Distribution shift and atypical anatomy: Systems trained by imitation learning may fail to generalize in rare scenarios underrepresented in the training data or in abnormal anatomy; a system that "works in normal anatomy" is a safety liability in the atypical case. Automation bias: Over-reliance on AI can erode the surgeon's clinical judgment. Data bias and inequity: Imbalanced training data can amplify demographic differences in outcomes, and high-cost platforms can concentrate care in wealthier centers. Publication bias: Positive, industry-sponsored preclinical data dominate while independent randomized trials are scarce—hence the need to monitor ClinicalTrials.gov and PROSPERO registrations. Liability gap: If harm occurs in a fully autonomous system, who bears responsibility is legally unsettled; classification and regulation lag behind technological progress.

Conclusion

2025-2026 is a period of genuine momentum for AI in surgical robotics, but momentum must be separated from outcome. What has been proven is concrete: new platforms (Hugo, Versius Plus) cleared regulatory safety and effectiveness thresholds and broke Intuitive's monopoly; force feedback measurably reduced applied tissue force; an autonomous system completed a surgical phase in the laboratory with high success and in a correctable manner; and computer vision reached high technical accuracy on recognition tasks. What has not yet been proven is equally important: a hard clinical benefit of force feedback has not been shown (no difference in the dV5 pilot, p=0.12); autonomy has not been tested in humans; and the real-time clinical integration of computer vision is very limited (~12%) with weak external validation. The most balanced reading is that AI has matured today to augment rather than replace the surgeon's judgment. The progress is real, and managing expectations is mandatory—because surgery is among the domains where the cost of error is highest.

References

  1. Kim JW, Schmidgall S, Krieger A, et al. SRT-H: A hierarchical framework for autonomous surgery via language-conditioned imitation learning. Science Robotics. 2025. site
  2. Johns Hopkins University. Robot performs first realistic surgery without human help (SRT-H summary). 2025. site
  3. Lee R, Baker T, Bederson J, Rapoport BI. Levels of autonomy in FDA-cleared surgical robots: a systematic review. npj Digital Medicine. 2024. site
  4. Intuitive Surgical. FDA Clearance of Fifth-Generation Robotic System, da Vinci 5. 2024. site
  5. Medtronic. FDA clearance of Hugo RAS for urologic procedures (Expand URO). 2025. site
  6. CMR Surgical. 510(k) clearance of Versius Plus surgical robot. The Robot Report. 2025. site
  7. Servais A, et al. Novel force feedback technology improves suturing in robotic-assisted surgery: a pre-clinical study. Surgical Endoscopy. 2024. site
  8. Rashidi L, et al. A pilot study on the impact of da Vinci 5's force feedback on clinical outcomes. The American Journal of Surgery. 2025. site
  9. Carstens M, Kolbinger FR, Maier-Hein L, et al. AI for Surgical Scene Understanding: A Systematic Review and Reporting Quality Meta-Analysis. medRxiv (preprint). 2025. site
  10. Paracchini S, et al. AI in the operating room: a systematic review of AI models for surgical phase, instruments and anatomical structure identification.

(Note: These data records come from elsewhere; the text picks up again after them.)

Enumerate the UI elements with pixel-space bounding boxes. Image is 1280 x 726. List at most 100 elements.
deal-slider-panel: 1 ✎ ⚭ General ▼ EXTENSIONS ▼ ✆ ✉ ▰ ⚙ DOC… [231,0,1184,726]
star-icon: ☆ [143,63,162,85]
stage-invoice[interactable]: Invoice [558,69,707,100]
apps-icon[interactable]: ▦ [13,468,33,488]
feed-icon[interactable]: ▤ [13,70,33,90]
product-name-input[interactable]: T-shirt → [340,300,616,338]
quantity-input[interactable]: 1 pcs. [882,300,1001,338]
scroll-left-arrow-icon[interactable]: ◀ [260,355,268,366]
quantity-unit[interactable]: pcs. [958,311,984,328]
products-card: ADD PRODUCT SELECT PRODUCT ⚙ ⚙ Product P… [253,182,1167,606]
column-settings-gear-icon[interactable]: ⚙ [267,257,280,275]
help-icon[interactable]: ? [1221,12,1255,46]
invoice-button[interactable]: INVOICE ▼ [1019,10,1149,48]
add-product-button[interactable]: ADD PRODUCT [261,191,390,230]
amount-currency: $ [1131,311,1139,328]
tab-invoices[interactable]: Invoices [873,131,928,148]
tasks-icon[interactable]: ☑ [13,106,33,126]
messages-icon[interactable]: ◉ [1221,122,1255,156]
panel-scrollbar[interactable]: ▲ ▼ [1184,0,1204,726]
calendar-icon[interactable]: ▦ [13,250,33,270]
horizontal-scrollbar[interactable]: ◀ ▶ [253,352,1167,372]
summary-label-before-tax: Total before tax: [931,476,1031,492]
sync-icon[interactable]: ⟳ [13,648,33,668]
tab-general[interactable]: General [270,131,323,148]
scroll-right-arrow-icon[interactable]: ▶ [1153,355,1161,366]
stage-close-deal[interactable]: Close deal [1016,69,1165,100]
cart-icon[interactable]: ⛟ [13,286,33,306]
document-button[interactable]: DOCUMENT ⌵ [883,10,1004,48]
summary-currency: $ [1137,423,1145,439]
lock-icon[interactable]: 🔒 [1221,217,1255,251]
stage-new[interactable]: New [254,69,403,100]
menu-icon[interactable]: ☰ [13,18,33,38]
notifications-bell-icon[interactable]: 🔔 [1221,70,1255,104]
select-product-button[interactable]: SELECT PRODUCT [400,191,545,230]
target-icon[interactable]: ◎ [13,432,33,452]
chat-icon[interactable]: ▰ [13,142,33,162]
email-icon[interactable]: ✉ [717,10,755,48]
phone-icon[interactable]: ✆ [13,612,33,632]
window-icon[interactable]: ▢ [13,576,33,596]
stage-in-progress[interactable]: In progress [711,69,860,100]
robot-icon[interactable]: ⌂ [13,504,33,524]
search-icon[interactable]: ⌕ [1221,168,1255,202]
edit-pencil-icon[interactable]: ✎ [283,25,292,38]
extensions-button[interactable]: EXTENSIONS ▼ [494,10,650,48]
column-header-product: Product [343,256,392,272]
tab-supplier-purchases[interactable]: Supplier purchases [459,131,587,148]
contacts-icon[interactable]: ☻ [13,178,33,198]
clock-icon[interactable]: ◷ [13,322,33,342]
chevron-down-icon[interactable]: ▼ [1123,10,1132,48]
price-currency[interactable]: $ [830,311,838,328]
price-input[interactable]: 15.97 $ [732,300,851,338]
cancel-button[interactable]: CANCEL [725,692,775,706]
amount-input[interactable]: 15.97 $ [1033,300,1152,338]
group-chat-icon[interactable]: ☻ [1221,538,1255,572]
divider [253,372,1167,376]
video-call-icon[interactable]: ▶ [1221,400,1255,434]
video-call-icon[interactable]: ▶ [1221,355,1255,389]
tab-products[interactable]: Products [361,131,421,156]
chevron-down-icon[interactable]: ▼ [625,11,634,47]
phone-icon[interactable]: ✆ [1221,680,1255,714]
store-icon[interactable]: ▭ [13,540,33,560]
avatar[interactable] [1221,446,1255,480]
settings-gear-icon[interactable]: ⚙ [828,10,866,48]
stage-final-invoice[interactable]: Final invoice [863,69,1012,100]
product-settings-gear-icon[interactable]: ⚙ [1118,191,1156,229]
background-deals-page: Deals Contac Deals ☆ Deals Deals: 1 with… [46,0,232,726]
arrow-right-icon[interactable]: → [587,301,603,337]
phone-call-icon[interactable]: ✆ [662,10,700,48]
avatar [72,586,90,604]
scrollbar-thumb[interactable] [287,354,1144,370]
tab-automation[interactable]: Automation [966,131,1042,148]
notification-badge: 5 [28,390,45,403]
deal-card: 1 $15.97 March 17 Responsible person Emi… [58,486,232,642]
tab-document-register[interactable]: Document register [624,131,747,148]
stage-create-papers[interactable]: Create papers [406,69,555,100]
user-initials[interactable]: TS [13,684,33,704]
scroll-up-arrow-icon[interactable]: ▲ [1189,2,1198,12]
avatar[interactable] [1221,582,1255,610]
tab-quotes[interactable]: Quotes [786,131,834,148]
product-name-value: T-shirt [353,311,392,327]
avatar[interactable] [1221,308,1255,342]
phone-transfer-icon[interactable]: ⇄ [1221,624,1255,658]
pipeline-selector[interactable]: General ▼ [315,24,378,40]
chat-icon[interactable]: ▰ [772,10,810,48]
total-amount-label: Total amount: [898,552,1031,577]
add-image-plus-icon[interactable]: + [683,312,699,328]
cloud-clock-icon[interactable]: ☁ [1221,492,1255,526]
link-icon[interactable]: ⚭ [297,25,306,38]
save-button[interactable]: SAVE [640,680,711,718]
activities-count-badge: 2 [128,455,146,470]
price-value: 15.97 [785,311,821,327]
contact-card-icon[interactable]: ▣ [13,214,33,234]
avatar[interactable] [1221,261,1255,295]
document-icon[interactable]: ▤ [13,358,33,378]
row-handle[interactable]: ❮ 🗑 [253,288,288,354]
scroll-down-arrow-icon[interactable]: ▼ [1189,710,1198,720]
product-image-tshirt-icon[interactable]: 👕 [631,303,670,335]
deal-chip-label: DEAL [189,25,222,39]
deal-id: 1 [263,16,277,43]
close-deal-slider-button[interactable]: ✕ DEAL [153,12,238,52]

Acta Obstet Gynecol Scand. 2025. site
  11. Surgical computer vision for intraoperative decision-support: a scoping review on readiness for real-time deployment. Art Int Surg. 2025. site
  12. Where are all the neurosurgery robots? (barriers to autonomy: economics, regulation, liability). Journal of Robotic Surgery. 2025. site
Disclaimer: This content is for general informational and educational purposes only and does not substitute for medical advice. A significant portion of autonomous surgical systems are in experimental/research stages and are not in routine clinical use.